I see that my continuing to engage at this point is tangled up in my own codependent patterns of childhood, enmeshment, and feeling deep failure and pain when I let someone down. You not being able to see and accept me as a flawed human, but still a good person, is perpetuating my own cycle of hurt, and it is not good for me. Just as me “taking the love away” is the shape of your trauma and continues you on your cycle of hurt. I have become one of your enemies, one among the giant world of “fuck you,” and the pain between us makes it difficult for you to remember me and know that I could never want that for you.

Though I’m human and have made many, many mistakes, I have never once once acted towards you out of conscious malicious intent to make you feel pain, punish you, pay you back, etc. for the pain I have received from you. I have never felt that kind of vengeance for anyone, let alone the greatest love of my life.

Once I got clear on all of this, I knew there was no hope for us. Not now. I need to be free to feel pain when I am wounded. Free to take time to heal. You need to not be at threat of deep trauma being triggered when I am hurt.

I’m heartbroken that you have so much pain. That you believe so much that the world is against you. It’s so unfair that you have been hurt so much. I used to be able to hold this with healthy separation. We have since become codependent, and I can’t hold it in the same way.

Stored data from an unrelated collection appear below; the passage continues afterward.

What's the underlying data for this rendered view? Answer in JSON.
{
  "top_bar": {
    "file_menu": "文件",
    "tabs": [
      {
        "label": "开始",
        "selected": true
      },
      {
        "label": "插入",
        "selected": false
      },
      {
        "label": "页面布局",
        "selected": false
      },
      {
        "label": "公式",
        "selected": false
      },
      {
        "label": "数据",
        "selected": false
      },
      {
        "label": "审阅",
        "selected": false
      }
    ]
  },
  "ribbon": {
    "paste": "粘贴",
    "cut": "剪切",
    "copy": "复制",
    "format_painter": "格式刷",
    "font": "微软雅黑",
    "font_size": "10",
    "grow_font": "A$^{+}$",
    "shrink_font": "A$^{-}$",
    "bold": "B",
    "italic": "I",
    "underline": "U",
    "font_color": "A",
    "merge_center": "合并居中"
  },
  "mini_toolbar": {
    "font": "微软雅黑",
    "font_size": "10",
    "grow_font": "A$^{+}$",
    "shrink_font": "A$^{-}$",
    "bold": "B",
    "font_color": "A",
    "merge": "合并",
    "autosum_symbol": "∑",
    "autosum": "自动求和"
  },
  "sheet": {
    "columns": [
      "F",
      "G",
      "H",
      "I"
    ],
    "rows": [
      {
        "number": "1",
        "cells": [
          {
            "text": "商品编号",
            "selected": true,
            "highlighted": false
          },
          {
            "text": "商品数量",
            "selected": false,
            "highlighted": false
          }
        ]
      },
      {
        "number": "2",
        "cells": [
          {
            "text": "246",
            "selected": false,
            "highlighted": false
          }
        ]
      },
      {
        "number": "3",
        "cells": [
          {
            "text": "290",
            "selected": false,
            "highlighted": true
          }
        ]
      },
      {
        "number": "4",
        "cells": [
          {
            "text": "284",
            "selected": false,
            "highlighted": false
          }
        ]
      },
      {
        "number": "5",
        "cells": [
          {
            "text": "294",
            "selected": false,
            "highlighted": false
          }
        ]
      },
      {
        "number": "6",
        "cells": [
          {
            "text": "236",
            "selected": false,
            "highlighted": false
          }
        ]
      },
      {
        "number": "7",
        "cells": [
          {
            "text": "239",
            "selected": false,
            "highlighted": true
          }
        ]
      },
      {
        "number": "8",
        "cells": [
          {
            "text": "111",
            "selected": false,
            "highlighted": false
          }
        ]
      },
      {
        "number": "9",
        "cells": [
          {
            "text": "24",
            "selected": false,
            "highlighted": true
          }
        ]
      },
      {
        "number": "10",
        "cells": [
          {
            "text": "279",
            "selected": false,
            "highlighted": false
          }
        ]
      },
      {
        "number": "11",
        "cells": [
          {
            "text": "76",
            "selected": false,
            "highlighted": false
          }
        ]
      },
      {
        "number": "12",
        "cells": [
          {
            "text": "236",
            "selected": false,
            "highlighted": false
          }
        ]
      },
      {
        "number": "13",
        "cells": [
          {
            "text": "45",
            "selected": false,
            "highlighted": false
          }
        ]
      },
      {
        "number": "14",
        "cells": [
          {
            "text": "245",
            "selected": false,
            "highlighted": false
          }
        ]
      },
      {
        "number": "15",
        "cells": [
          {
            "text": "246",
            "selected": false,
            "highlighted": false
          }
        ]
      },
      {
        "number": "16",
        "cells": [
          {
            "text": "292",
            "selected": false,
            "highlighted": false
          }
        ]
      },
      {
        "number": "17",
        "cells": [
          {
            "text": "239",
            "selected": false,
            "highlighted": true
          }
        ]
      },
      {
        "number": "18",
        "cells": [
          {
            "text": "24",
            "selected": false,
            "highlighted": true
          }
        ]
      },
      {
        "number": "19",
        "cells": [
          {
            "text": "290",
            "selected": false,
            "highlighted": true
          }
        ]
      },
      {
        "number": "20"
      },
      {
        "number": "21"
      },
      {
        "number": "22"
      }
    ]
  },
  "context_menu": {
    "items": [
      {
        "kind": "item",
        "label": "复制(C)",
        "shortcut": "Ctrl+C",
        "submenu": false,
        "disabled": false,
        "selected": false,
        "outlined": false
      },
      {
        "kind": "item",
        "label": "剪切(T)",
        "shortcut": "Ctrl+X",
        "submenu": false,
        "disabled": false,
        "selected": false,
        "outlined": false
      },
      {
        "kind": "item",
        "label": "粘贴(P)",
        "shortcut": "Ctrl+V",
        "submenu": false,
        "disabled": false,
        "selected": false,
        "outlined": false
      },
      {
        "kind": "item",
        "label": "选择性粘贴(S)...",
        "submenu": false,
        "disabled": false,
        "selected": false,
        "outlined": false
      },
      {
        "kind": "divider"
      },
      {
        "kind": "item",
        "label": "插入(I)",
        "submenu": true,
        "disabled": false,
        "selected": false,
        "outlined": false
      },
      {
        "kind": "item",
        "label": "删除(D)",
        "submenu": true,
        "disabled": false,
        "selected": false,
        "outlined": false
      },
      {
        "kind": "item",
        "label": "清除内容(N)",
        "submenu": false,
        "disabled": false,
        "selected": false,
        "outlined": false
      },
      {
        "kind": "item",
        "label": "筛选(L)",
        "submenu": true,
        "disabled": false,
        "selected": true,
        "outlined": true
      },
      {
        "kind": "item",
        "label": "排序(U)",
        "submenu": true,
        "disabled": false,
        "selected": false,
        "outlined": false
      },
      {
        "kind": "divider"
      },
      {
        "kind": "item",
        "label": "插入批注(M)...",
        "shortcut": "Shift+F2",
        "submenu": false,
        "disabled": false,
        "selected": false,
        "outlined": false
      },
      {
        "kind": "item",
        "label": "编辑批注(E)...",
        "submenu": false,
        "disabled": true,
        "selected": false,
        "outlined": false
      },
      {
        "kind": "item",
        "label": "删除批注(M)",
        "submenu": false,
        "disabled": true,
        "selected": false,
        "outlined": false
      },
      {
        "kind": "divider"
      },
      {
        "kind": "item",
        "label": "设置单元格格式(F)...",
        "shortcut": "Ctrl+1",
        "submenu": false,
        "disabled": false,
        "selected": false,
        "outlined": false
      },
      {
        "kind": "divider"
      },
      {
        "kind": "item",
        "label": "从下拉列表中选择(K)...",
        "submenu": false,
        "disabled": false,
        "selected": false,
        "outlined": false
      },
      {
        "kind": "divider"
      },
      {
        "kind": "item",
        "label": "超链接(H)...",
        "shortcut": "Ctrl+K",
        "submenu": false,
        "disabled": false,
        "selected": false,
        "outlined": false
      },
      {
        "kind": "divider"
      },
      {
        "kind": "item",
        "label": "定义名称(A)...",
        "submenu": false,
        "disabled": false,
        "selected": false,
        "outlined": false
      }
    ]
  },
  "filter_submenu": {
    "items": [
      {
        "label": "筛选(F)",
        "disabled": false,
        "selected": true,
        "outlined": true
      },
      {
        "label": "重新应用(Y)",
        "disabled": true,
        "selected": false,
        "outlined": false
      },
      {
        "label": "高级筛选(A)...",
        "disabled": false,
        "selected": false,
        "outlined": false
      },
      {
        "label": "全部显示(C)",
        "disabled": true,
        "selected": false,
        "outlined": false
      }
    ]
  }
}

I am heartbroken that you believe that I, who have loved you, seen you, held you in your most vulnerable moments, and known the true heart of you, could ever want more pain for you. Could ever think you hadn’t already had enough. That I could ever be that cruel. I know that cruelty is what you have come to expect. I just never thought you would expect it from me.

That I could be capable of that.

My heart is utterly shattered by your forgetting of who I am and how I have loved you. By your believing I could ever forget who you are. I would have to forget who you are to ever want to cause you such pain. I have not forgotten. I won’t.

But I know, in your pain, you are doing your best. It is all you can do. You are protecting yourself, and it’s the best strategy you have to not hurt as much. And you’ve certainly had enough of hurt for several lifetimes. Maybe I need to be wrong for you to survive this. Maybe it’s too painful to watch me walk away if I’m not ‘the one who wanted to hurt you.’

And it breaks my heart. It hurts so much. It hurts so much that you can’t accept that I’m not bad and you’re not bad, we just can’t figure this out. We just can’t give each other what we each need right now. We are imperfect humans, and no one is wrong here.

It breaks my heart that in your hurt, you can’t do anything but just keep hurting me, who has known you, loved you, seen you, accepted you, forgiven you, wants to be forgiven, wants to see you through the other side of your pain, thriving and well. I believe you want to be seen and accepted, just as I do. I see and accept you. But I don’t believe you can see that. I feel that I will never be able to give you what you are looking for. I need to stop trying. It hurts too much. I hope you discover what you need within yourself.

I see in you such beauty and strength. This darkness and pain can’t win over you. I’m so sad and heartbroken that it’s winning now.

Please remember me. Please remember who you are, too.”